Even the happiest married couples sometimes fight over money. When two people share a life and a financial future, it’s only to be expected—especially when you each come into the relationship with different levels of financial literacy, risk tolerance, earning power, assumptions, and expectations. Part of the problem is that spending and saving are often deeply emotional, reflecting our values, goals, and unspoken assumptions.
In my experience working with hundreds of couples, I’ve shared the following tips to help people get on the same page as the person they love:
Share your money history
Set aside a time to discuss your personal money histories. What role did money play in your home growing up? What lessons were taught by your parents or caregivers, either explicitly or example? How did these influences and experiences shape your thinking and emotional triggers around money, including your tolerance for risk? Together, celebrate the places where money created freedom, choices, and opportunities, and show empathy and compassion for the times when money created pain, anxiety, and a lack of trust.
It is common during money history conversations for couples to learn something they never knew about their partner, which leads to a deeper understanding of and compassion for each other’s financial priorities. I find that couples who are arguing about money can get back in tune by learning where their partner’s motivations and fears around money reside.

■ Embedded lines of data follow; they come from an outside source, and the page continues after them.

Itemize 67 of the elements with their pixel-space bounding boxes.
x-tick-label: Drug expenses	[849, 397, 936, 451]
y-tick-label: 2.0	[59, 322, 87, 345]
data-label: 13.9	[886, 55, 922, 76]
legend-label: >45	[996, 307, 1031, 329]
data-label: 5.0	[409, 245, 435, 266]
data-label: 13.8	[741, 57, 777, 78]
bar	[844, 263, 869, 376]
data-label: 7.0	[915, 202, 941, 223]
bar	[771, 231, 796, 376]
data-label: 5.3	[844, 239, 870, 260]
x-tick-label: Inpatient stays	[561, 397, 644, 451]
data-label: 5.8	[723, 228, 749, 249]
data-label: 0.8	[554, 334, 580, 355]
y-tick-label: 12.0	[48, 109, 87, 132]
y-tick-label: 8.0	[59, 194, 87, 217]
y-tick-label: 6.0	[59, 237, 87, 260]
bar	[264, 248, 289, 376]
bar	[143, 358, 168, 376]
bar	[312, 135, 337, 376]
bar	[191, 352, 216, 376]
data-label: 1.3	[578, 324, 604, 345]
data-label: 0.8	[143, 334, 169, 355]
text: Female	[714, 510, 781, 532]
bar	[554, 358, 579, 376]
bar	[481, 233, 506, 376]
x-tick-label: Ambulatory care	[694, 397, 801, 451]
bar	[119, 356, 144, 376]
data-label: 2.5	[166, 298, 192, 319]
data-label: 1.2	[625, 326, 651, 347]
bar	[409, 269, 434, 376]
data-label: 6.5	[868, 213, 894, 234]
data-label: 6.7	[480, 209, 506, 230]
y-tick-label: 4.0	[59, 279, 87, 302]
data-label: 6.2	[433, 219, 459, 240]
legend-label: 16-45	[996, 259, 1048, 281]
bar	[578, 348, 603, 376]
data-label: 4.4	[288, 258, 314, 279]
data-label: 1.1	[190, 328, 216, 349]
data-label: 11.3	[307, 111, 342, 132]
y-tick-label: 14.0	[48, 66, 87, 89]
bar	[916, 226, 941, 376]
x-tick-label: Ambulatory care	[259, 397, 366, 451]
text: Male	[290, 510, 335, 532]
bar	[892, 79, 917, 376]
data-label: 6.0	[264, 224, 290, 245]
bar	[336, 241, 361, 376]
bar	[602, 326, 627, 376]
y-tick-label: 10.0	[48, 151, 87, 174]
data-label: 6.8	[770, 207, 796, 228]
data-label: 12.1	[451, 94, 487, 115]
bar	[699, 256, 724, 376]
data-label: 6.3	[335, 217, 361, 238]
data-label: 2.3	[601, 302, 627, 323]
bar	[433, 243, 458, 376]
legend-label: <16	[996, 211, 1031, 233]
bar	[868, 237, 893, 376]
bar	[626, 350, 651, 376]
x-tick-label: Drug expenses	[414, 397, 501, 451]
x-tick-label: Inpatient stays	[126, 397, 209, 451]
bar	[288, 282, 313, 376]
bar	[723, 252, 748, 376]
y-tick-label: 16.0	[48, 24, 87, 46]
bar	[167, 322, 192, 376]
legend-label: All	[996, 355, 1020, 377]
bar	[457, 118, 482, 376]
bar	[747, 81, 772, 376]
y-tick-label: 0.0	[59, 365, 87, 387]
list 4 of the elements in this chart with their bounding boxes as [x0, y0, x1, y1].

Talk in terms of shared goals
Money is not an end goal, but a means to achieving things that are important to you both. Become fluent in discussing your vision for the future and how money will support your shared hopes and dreams. I’ve seen partners who were unengaged and disinterested in financial meetings become passionate about their financial future once we started talking about what the money was for. These conversations engage both parties in healthier discussions about financial priorities and creates a shared definition of what success looks like.

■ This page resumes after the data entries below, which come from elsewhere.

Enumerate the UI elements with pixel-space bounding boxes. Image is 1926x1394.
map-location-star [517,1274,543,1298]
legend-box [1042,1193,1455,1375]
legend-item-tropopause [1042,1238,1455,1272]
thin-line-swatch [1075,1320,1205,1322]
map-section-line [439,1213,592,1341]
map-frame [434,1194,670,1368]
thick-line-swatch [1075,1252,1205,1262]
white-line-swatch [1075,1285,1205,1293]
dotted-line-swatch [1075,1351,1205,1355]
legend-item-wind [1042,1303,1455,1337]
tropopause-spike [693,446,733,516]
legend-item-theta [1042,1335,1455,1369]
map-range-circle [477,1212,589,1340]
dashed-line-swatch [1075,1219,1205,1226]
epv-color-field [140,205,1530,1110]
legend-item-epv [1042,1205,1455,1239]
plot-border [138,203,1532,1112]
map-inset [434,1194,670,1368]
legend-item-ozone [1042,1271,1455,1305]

Create a list of shared values
How we spend, save, and share money are influenced by our core values. Core values are hard-wired—they define who you are and where you thrive, and many of our natural tendencies and talents spring from these values. Identifying your values greatly simplifies decision-making, because money moves towards what we value most. Start by creating a list of your top five values and ask your partner to do the same. Your two lists will likely not be the same, which is to be expected. Now, create a list of values that your relationship is aligned around: the values that are central to you as a couple. Write them down and post them somewhere you can see them in your home. If you’re more of a visual thinker, you can find a visual way to display your values—my wife and I painted a picture and hung it in our bedroom as a constant reminder of our priorities.
Take turns playing the role of Family CFO
Just as couples tend to have a “laundry person” or a “lawn-mowing person,” it’s common that one partner becomes the “money person” in the relationship. Sometimes, this happens because one partner doesn’t like managing the family finances; sometimes, it happens because one spouse takes pride in being “good with money” and happily takes over those tasks. But this set-up can leave the non-financial partner feeling vulnerable, powerless, or out of the loop.
So periodically swap financial management roles. From time to time, have the non-financial spouse handle bills, budgeting, investments, taxes, and communication financial professionals. Giving both partners a turn is good for communication and skill-building, and mitigates risk in case the more financially-savvy spouse has an accident or dies prematurely.
Find a financial advisor that works for both of you
A financial advisor can have a huge role to play in improving your financial conversations, but only if you both trust them and get along with them. A good advisor doesn’t let the money person take all the oxygen; he or she should communicate with both spouses whenever possible, whether it’s in person, over the phone, or over email. When one party has a conservative risk tolerance versus the partner, a good financial advisor will take the time to run different financial projections that give a range of options and build confidence. Many times, it’s combining the risk tolerance of both partners.